$260,000 for better lagoon ecology

Avid bird-watcher Nick Beckwith, of Warrington, admires the view at Tomahawk Lagoon and imagines...
Avid bird-watcher Nick Beckwith, of Warrington, admires the view at Tomahawk Lagoon and imagines how it might change as a result of new funding from the Otago Regional Council. PHOTO: JOHN LEWIS
Tomahawk Lagoon may soon ride a wave of biodiversity and sustainability success after the Otago Regional Council voted to pump $260,000 into a new catchment group, an ecological assessment of the catchment, and a permanent water quality monitoring site.

The plans were adopted as part of the Otago Regional Council’s long-term plan (LTP) yesterday.

ORC biosecurity and rural liaison manager Andrea Howard said council would hold a key stakeholder meeting on Monday, June 28, to discuss how to progress the three projects.

"Through this, we will also discuss timeframes for implementation of the projects."

She said the council’s 2021-31 LTP contained funding for project implementation of $100,000 for year 2 (2022-23), and $80,000 for years 3 (2023-24) and 4 (2024-25).

"Actions that can be delivered without additional project funding (such as supporting the formation of a catchment group) can be progressed in year 1 (2021-22), should the community wish to further this option."

The plans aim to improve the water quality of the lagoon.

Potentially toxic algae is regularly found in the waterway, restricting people and their pets from using it.
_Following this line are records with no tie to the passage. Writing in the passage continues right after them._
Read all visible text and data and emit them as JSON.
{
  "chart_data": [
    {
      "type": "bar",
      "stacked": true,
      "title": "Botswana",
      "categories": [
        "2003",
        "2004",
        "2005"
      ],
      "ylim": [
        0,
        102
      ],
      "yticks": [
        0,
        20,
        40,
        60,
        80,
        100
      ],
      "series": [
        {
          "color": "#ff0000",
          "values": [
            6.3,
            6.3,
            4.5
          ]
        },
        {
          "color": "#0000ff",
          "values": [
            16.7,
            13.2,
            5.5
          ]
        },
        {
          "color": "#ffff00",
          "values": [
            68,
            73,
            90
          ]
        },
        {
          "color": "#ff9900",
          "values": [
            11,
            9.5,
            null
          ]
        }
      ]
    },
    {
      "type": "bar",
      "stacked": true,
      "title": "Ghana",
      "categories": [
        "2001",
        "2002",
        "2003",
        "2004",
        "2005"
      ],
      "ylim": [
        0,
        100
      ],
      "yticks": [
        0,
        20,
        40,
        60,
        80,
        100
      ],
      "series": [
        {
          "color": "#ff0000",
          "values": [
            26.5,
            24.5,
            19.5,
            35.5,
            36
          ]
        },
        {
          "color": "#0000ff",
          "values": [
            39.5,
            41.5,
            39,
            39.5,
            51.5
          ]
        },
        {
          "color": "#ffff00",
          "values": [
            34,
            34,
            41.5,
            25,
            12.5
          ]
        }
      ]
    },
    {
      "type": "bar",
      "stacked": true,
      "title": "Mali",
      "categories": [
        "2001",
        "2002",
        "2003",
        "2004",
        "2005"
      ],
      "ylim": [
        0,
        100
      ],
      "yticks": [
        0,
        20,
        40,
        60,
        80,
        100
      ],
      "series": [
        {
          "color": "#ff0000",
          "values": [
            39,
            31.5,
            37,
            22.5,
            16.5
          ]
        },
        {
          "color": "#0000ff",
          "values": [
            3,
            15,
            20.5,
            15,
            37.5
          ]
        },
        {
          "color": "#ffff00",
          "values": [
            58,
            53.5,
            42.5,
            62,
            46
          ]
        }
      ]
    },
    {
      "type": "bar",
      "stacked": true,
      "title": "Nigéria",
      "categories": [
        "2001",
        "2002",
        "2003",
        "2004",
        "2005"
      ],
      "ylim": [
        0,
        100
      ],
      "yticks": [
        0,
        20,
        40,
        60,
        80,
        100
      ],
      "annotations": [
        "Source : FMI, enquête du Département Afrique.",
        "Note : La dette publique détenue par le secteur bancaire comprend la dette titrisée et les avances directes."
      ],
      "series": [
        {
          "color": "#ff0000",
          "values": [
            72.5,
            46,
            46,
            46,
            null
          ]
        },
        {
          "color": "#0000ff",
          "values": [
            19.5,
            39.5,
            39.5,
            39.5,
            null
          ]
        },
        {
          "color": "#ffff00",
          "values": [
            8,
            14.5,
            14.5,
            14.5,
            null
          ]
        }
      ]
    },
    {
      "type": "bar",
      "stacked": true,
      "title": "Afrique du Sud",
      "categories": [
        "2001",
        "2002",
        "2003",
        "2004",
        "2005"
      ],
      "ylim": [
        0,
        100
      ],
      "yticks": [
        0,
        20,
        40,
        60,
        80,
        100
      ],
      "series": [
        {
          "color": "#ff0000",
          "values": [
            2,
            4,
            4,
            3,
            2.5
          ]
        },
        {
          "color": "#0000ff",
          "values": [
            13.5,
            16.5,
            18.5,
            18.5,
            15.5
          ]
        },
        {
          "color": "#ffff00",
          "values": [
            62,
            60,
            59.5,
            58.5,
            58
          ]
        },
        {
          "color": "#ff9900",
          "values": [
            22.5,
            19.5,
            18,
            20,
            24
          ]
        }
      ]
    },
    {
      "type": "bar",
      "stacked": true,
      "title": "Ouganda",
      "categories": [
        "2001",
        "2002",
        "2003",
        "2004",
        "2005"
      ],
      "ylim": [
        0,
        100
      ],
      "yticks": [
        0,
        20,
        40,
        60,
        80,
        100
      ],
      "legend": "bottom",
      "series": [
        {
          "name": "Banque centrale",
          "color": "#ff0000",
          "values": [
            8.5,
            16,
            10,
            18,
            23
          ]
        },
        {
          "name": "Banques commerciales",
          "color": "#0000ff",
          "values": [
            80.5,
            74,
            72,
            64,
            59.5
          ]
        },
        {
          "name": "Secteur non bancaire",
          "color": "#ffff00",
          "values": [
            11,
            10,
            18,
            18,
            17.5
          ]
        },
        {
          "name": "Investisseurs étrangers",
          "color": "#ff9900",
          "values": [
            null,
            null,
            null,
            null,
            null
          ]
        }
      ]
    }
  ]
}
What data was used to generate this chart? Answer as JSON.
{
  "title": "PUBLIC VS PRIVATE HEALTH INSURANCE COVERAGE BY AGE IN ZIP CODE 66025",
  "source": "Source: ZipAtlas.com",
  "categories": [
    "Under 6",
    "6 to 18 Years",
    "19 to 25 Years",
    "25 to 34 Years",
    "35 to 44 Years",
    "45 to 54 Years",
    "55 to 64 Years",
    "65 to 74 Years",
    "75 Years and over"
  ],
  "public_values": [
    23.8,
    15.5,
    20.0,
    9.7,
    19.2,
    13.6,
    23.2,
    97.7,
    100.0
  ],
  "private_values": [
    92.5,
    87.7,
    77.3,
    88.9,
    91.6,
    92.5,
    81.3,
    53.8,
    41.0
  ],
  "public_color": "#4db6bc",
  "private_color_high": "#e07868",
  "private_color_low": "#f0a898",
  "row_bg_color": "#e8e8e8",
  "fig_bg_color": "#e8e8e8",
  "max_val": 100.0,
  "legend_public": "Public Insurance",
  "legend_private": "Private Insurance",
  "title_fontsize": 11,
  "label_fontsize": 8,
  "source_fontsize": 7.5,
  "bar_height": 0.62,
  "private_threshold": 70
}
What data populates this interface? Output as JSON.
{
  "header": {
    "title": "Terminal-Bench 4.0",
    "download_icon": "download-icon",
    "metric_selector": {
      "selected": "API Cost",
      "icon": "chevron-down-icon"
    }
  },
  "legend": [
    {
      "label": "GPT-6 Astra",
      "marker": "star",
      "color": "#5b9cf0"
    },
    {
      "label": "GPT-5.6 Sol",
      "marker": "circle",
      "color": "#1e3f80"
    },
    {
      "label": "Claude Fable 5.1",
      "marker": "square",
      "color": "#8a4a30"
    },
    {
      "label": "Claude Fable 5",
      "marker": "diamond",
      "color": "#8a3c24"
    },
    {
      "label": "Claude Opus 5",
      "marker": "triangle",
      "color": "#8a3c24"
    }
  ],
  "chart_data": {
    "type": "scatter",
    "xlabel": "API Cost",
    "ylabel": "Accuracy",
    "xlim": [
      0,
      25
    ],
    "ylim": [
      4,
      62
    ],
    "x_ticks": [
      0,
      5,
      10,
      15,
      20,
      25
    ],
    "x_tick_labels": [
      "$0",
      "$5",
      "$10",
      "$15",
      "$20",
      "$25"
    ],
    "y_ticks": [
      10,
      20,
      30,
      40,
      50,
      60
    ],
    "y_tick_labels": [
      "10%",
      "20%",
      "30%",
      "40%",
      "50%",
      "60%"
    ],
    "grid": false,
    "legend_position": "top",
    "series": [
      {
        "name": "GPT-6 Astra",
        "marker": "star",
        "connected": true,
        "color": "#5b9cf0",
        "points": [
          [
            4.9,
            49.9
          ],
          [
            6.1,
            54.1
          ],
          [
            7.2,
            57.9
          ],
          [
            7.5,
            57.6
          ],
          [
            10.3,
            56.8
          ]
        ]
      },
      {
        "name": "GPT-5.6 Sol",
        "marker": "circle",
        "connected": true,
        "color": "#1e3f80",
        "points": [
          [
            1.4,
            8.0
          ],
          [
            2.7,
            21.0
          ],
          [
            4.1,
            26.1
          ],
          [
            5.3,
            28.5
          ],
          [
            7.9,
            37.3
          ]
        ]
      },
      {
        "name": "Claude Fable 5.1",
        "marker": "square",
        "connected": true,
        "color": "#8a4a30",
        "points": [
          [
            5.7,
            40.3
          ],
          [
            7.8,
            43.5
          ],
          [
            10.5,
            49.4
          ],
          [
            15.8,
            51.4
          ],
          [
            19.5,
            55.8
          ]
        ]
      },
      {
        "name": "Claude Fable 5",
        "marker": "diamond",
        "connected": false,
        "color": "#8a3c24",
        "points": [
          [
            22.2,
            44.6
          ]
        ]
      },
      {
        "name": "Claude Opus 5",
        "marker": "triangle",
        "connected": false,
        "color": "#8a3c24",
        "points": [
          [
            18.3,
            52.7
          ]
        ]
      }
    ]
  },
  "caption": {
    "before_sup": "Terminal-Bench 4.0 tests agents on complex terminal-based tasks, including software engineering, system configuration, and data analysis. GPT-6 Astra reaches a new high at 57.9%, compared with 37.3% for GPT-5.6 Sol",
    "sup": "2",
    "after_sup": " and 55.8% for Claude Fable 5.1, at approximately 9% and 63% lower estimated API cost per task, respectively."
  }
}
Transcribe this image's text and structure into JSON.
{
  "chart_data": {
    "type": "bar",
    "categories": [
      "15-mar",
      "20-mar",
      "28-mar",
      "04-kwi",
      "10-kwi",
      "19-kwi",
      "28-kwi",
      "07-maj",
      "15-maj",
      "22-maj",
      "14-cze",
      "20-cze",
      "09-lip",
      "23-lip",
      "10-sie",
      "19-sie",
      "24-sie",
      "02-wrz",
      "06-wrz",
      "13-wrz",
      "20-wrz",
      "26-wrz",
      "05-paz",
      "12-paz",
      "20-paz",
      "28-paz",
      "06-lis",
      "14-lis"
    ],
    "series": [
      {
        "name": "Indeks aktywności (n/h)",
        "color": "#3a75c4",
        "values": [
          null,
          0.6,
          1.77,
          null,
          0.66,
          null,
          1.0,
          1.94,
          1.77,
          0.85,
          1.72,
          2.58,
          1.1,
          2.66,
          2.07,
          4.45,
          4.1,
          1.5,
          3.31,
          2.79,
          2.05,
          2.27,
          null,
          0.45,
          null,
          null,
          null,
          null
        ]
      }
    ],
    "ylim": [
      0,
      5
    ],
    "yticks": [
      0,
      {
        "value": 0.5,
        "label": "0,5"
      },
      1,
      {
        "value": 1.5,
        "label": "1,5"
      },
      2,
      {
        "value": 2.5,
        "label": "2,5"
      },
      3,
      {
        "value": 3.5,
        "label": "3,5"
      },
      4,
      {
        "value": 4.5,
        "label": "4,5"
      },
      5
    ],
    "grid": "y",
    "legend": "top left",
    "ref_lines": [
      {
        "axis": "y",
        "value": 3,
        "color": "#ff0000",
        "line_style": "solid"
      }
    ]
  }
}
Earlier this year, Otago Regional Council staff created a draft management plan for the lagoon, which included the whole catchment.

Within the draft, there was a list of 19 potential projects that could be delivered by the council or other key stakeholders.

The community was invited to see the draft plan at a public drop-in session in April and provide feedback.

People were asked to pick the three projects they thought were most important, or suggest any other key things that might have been missed.

Through that process, the ORC prioritised the projects in order of importance for the community.

The range of potential projects included education and awareness, native plant restoration, fencing, supporting the formation of a catchment group, pest and weed programmes, and reducing the frequency of algal blooms.

Otago Peninsula Community Board chairman Paul Pope was delighted with the funding.

"It’s fantastic. It’s been a long time coming.

"It’s been five or six years of lobbying and hard work, but I think finally we’re starting to see some progress.

"I’m very excited for the community and very excited for the area, because it opens up a whole lot of possibilities in terms of improving the health, the biodiversity, and the potential for cleaner water in that area.

"From my point of view, as an ecologist, it’s wonderful. From a board perspective, it’s even better."